In the preceding example, all messages sent to the 'eventChannel' channel are published as ApplicationEvent instances to any relevant ApplicationListener instances that are registered within the same Spring ApplicationContext. If the payload of the message is an ApplicationEvent, it is passed as-is. Otherwise, the message itself is wrapped in a MessagingEvent instance.

Starting with version 4.2, you can configure the ApplicationEventPublishingMessageHandler (<int-event:outbound-channel-adapter>) with the publish-payload boolean attribute to publish to the application context payload as is, instead of wrapping it to a MessagingEvent instance.
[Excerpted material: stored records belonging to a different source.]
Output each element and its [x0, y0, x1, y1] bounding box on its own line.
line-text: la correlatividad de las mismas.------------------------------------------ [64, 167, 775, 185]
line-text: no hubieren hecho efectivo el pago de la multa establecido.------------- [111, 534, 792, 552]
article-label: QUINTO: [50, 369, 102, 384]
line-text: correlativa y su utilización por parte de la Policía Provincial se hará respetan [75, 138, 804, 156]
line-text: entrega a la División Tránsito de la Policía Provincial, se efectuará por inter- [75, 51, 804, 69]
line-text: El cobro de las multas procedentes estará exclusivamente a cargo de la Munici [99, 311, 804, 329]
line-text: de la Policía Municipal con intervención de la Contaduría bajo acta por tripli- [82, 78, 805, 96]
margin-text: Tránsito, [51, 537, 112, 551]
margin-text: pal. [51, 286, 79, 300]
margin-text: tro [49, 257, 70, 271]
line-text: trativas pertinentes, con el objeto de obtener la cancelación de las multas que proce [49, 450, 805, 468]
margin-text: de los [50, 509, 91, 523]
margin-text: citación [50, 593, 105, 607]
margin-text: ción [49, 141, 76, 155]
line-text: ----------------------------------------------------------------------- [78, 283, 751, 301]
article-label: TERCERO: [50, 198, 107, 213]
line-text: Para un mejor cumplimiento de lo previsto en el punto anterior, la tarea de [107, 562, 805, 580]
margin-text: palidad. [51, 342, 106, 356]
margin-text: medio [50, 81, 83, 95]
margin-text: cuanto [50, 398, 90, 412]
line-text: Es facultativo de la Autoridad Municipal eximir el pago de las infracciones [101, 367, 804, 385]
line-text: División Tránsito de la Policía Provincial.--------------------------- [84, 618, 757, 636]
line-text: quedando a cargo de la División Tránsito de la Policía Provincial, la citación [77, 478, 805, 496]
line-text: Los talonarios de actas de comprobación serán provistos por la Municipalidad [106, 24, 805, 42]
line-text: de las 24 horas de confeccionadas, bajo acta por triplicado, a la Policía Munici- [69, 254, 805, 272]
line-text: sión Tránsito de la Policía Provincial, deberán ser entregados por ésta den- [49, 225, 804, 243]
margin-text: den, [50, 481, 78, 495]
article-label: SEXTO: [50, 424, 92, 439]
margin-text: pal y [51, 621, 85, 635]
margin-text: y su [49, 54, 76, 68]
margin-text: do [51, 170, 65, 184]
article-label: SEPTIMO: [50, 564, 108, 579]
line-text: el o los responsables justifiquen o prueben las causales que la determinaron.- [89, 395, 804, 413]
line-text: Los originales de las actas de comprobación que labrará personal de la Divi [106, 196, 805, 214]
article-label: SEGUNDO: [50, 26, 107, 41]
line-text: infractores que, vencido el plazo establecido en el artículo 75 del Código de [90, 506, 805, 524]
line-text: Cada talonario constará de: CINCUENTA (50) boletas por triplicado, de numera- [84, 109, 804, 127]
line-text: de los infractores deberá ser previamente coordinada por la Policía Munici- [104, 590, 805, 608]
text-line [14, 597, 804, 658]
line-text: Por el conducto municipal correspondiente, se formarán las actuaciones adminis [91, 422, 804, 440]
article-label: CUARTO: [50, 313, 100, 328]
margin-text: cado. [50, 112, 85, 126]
To configure the adapter using Java configuration:

@Bean
@ServiceActivator(inputChannel = "eventChannel")
public ApplicationEventPublishingMessageHandler eventHandler() {
    ApplicationEventPublishingMessageHandler handler =
            new ApplicationEventPublishingMessageHandler();
    handler.setPublishPayload(true);
    return handler;
}

With the Java DSL:

@Bean
public ApplicationEventPublishingMessageHandler eventHandler() {
    ApplicationEventPublishingMessageHandler handler =
            new ApplicationEventPublishingMessageHandler();
    handler.setPublishPayload(true);
    return handler;
}

@Bean
// MessageChannel is "eventsFlow.input"
public IntegrationFlow eventsOutFlow(ApplicationEventPublishingMessageHandler eventHandler) {
    return f -> f.handle(eventHandler);
}

The @Publisher annotation also can be used in combination with an @EventListener:

@Configuration
@EnableIntegration
@EnablePublisher
public static class ContextConfiguration {

     @Bean
     QueueChannel eventFromPublisher() {
         return new QueueChannel();
     }

     @EventListener
     @Publisher("eventFromPublisher")
     public String publishEventToChannel(TestApplicationEvent3 testApplicationEvent3) {
         return testApplicationEvent3.getSource().toString();
     }

}

In this case a return value of the event listener method is used as a payload for a Message to be published to that eventFromPublisher channel. See more information about the @Publisher in the Annotation-driven Configuration section.